A disused military helmet rests on a pole
Many former conflict areas pose danger
Landmines and unexploded ordnance in Sri Lanka have killed 26 civilians and injured 100 others since a cease-fire came into effect a year ago, the United Nations says.

The majority of those hurt are adult males - breadwinners for their families.

The number of injuries is likely to rise as more of Sri Lanka's refugees move home into areas that have not yet been cleared.

There may have been no fighting for a year but the UN says the number of casualties from landmine accidents has remained constant.

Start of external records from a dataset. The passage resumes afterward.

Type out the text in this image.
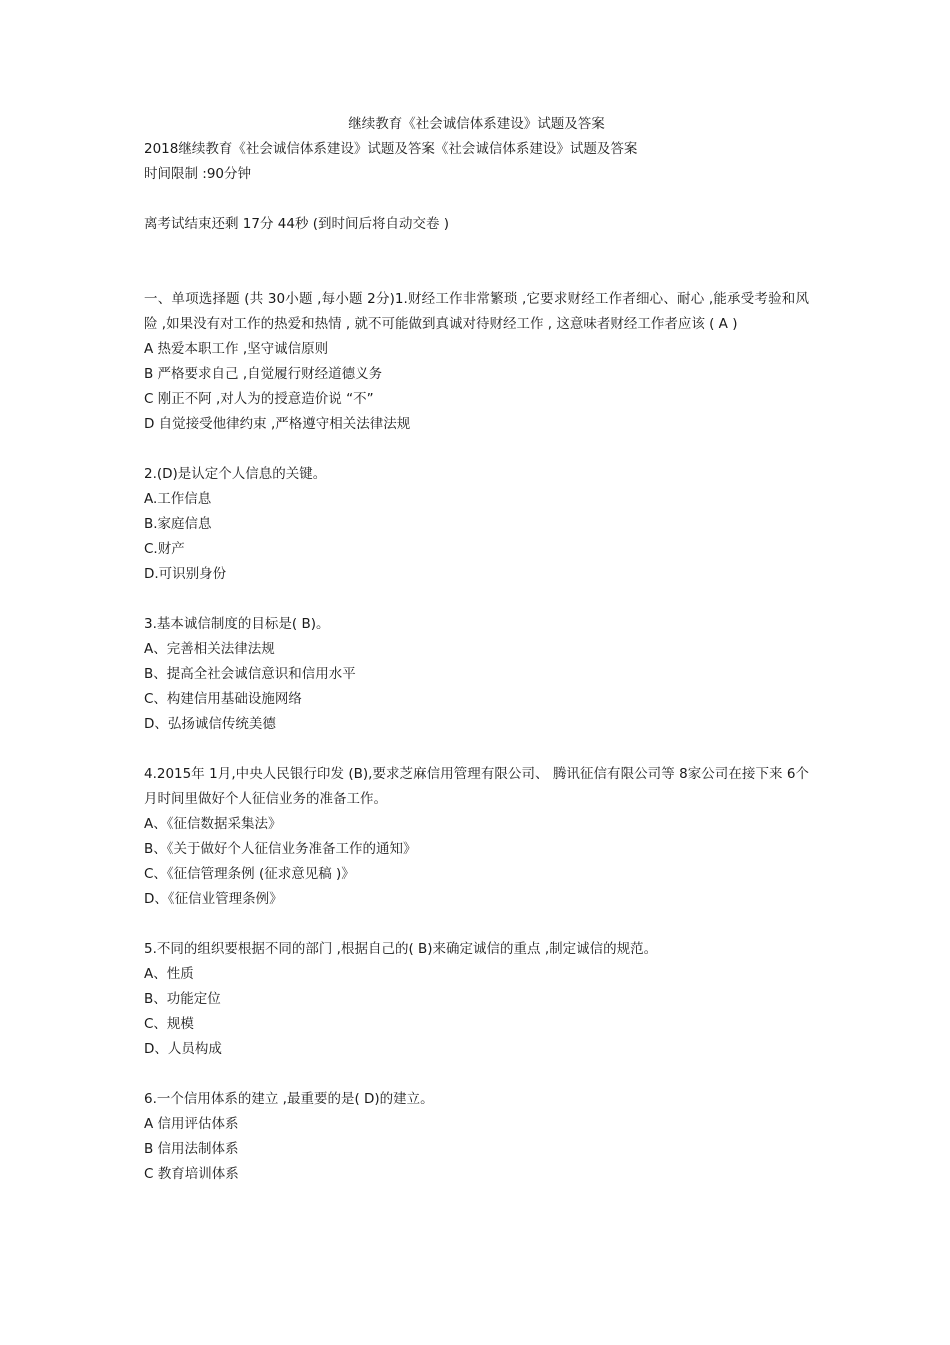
继续教育《社会诚信体系建设》试题及答案
2018继续教育《社会诚信体系建设》试题及答案《社会诚信体系建设》试题及答案
时间限制 :90分钟
离考试结束还剩 17分 44秒 (到时间后将自动交卷 )
一、单项选择题 (共 30小题 ,每小题 2分)1.财经工作非常繁琐 ,它要求财经工作者细心、耐心 ,能承受考验和风险 ,如果没有对工作的热爱和热情 , 就不可能做到真诚对待财经工作 , 这意味者财经工作者应该 ( A )
A 热爱本职工作 ,坚守诚信原则
B 严格要求自己 ,自觉履行财经道德义务
C 刚正不阿 ,对人为的授意造价说 “不”
D 自觉接受他律约束 ,严格遵守相关法律法规
2.(D)是认定个人信息的关键。
A.工作信息
B.家庭信息
C.财产
D.可识别身份
3.基本诚信制度的目标是( B)。
A、完善相关法律法规
B、提高全社会诚信意识和信用水平
C、构建信用基础设施网络
D、弘扬诚信传统美德
4.2015年 1月,中央人民银行印发 (B),要求芝麻信用管理有限公司、 腾讯征信有限公司等 8家公司在接下来 6个月时间里做好个人征信业务的准备工作。
A、《征信数据采集法》
B、《关于做好个人征信业务准备工作的通知》
C、《征信管理条例 (征求意见稿 )》
D、《征信业管理条例》
5.不同的组织要根据不同的部门 ,根据自己的( B)来确定诚信的重点 ,制定诚信的规范。
A、性质
B、功能定位
C、规模
D、人员构成
6.一个信用体系的建立 ,最重要的是( D)的建立。
A 信用评估体系
B 信用法制体系
C 教育培训体系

It is mostly when men search for firewood or return to abandoned homes and start doing repair work that disaster strikes.

Children at risk

Since the UN started keeping records from 1996 nearly 1,000 people have been killed or injured by mines - and that does not include soldiers and Tamil Tiger rebels.

Shells left in a Sri Lankan field
Unexploded shells are often left in open fields
About a quarter of all casualties have been children who tend to be hurt by unexploded ordnance rather than caught in a minefield.

That is because commonly at least 15% of ammunition will fail to explode in battle and is then randomly scattered.

In many cases children play with the ordnance not knowing the dangers.

About half of all recorded injuries or deaths have taken place in the Jaffna peninsula - and a large number of those in the areas north of Chavakachcheri where there was heavy fighting and both sides used mines to fortify their shifting forward defence lines.

Mine database

Overall, the UN says, in Sri Lanka as in many other countries, the army has been the biggest user of landmines because of a conventional force's need to defend positions against a more mobile guerrilla outfit.

The UN is now collating information from Sri Lankan army maps, de-mining groups and reported mine accidents to build up a database of the location of minefields.

But even now, nobody knows how many mines may lie hidden under the ground.

Estimates vary from nearly one million to three million.